University of North Carolina Ashville Athletics

Bulldog Basketball Holiday Memory – December 1996
01.05.2023 | Men's Basketball
With the holidays around us, Mike Gore will look at some memorable men's basketball games that have been played near the holidays. Today's look is at a Bulldog win at South Carolina back in December of 1996.
Eddie Biedenbach was UNC Asheville's head basketball coach for 17 years and produced a lot of victories. He finished his Bulldog career with 256 wins.
But one victory early in his first season was an important one as it let Bulldog fans know that the former N.C. State standout was going to be a great coach with the Asheville program.
Eddie succeeded Randy Wiel who helped rebuild the Asheville program after it had crashed and burned during the 1992-93 season when the Dogs went 4-23. Two years later Asheville went 18-10 and just missed winning a Big South regular-season championship. Wiel moved on to Middle Tennessee State as its head coach .
Biedenbach's first season as Asheville's head coach started a little slowly with losses at ETSU and Kansas State. The Dogs easily beat Montreat for their first win of the season. Afterwards, Cavalier coach Steve McNamara told some people that Asheville was going to have a great team this year. They were even better than last year's 18-10 squad.
The Bulldogs then had a date with top-ranked Kansas at historic Allen Field House. Many believed this was Asheville native Roy Williams' best Jayhawk team with future NBA stars Paul Pierce and Jacques Vaughn on the squad. The Dogs fell behind 50-23 at halftime but then scored 51 points in the second half and even made the Jayhawks call a pair of timeouts in the second half.
Later in the week, the Bulldogs would play at South Carolina and this is the game we will focus on for this story. It would be an interesting contest with several subplots. The Gamecocks had a veteran team returning and many thought they could be a contender in the rugged SEC which housed defending national champion Kentucky. And the coaching match-up was intriguing as well. Former UNC player and assistant coach Eddie Fogler was USC's head coach. He and Biedenbach had battled on the court as players and had really gone after it on the recruiting trail. This would be their first ever game against each other as head coaches.

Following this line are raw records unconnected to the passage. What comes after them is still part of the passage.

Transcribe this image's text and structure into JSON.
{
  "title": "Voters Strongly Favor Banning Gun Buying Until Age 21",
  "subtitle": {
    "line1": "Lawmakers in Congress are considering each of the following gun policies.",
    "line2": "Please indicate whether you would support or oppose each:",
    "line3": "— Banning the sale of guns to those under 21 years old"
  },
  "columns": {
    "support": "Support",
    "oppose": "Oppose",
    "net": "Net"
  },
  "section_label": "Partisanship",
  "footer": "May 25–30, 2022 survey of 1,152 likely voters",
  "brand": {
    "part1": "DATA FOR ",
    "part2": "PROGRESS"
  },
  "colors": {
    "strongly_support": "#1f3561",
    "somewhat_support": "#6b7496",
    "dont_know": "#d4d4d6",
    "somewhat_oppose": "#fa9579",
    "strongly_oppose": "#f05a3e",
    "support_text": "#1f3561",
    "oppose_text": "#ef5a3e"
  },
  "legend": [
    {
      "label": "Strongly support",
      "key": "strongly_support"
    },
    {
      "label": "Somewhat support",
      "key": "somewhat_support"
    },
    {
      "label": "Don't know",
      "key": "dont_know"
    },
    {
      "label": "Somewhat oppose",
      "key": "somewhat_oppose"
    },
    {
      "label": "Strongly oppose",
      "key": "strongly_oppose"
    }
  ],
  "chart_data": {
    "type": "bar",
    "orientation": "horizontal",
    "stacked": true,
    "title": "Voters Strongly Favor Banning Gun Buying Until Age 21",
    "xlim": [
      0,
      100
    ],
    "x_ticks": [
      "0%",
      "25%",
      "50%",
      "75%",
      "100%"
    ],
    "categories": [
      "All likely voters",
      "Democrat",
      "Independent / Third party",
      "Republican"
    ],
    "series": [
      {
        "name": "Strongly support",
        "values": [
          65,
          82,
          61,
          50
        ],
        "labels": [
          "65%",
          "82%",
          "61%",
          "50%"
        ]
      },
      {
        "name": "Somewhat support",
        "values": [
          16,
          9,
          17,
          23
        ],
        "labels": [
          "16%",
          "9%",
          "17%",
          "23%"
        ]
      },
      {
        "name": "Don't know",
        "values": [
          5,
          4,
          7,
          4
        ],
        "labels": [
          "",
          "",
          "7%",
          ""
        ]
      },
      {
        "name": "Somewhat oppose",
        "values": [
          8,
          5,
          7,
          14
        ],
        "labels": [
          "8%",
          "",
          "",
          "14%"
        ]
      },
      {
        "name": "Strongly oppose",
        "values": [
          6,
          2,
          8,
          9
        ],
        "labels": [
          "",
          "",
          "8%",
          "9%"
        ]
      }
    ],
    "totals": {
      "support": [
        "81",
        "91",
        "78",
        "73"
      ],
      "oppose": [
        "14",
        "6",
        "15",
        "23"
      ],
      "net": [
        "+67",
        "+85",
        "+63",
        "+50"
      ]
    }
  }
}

The Dogs felt like they had a little momentum after playing well in the second half against Kansas. USC had been blitzed by Clemson at home a few nights earlier and weren't playing very well. Fogler decided to shake things up by starting two walk-ons against Asheville.
The shake-up didn't work for the home team. Biedenbach's charges were ready. Junior forward Robert Stephenson had dunks on three straight early possessions for the Dogs to give the visitors an early lead. Meanwhile junior guard Vincent Krieger was going through the Gamecock defense with ease and Asheville's lead ballooned to 15 late in the first half.
It stayed that way in the second half. The lead even went to 18 points as Krieger hit back-to-back treys. Asheville looked like it might waltz to an easy win.
But the Gamecocks were not going to go away quietly. Led by talented guards BJ McKie and Larry Davis, USC fought back and quickly got back in the game. The lead was sliced to four with less than a minute to play but USC could get no closer. Josh Pittman and Krieger would hit clutch free throws inside the final minute and when the horn sounded, the Bulldogs had their first ever win over an SEC club, 80-74. Krieger led all scorers with a career-best 24 points.
For me, the most interesting part of the evening came in the post-game press conferences. When Biedenbach was through answering questions from the media, he was walking out and in walked Fogler. The two looked at each other and I remember thinking how these two had been battling each other for a long time and this could not have been a moment Eddie Fogler would remember fondly. However, the two stopped and talked for a few minutes. Coach Biedenbach assured Coach Fogler that he had a very good team and that the Bulldogs were in the right spot at the right time. Fogler told Biedenbach how well-coached Asheville was and they were going to have a great season.
In the end, both would be proven right. USC would lose to another Big South team a week later to Charleston Southern. But once SEC play started, the Gamecocks were ready to go. They won their first ever SEC regular-season crown with a 17-1 record which included two wins over top-ranked Kentucky. USC clinched the title with a win at Rupp Arena on Senior Day. Big South fans would enjoy the Gamecocks' success by pointing out that, while they were 17-1 in the SEC, they were 0-2 in the Big South.
Biedenbach's charges would make Eddie Fogler's words come true. Not too long after the Gamecock victory, the Bulldogs would embark on a school-record 11-game winning streak. There would be a win at Big West power New Mexico State, a rout of Marshall at the Civic Center and many other great moments. Asheville would win its first ever Big South regular-season title and finish with an 18-10 record.
During Biedenbach's career at Asheville, there would be more championships, trips to the NCAA Tournament and NIT. There would even be another win over South Carolina more than 12 years later. But the first big victory of the Biedenbach era came at South Carolina. He beat an old foe in Fogler that paved the way for the first of many great seasons under Eddie Biedenbach.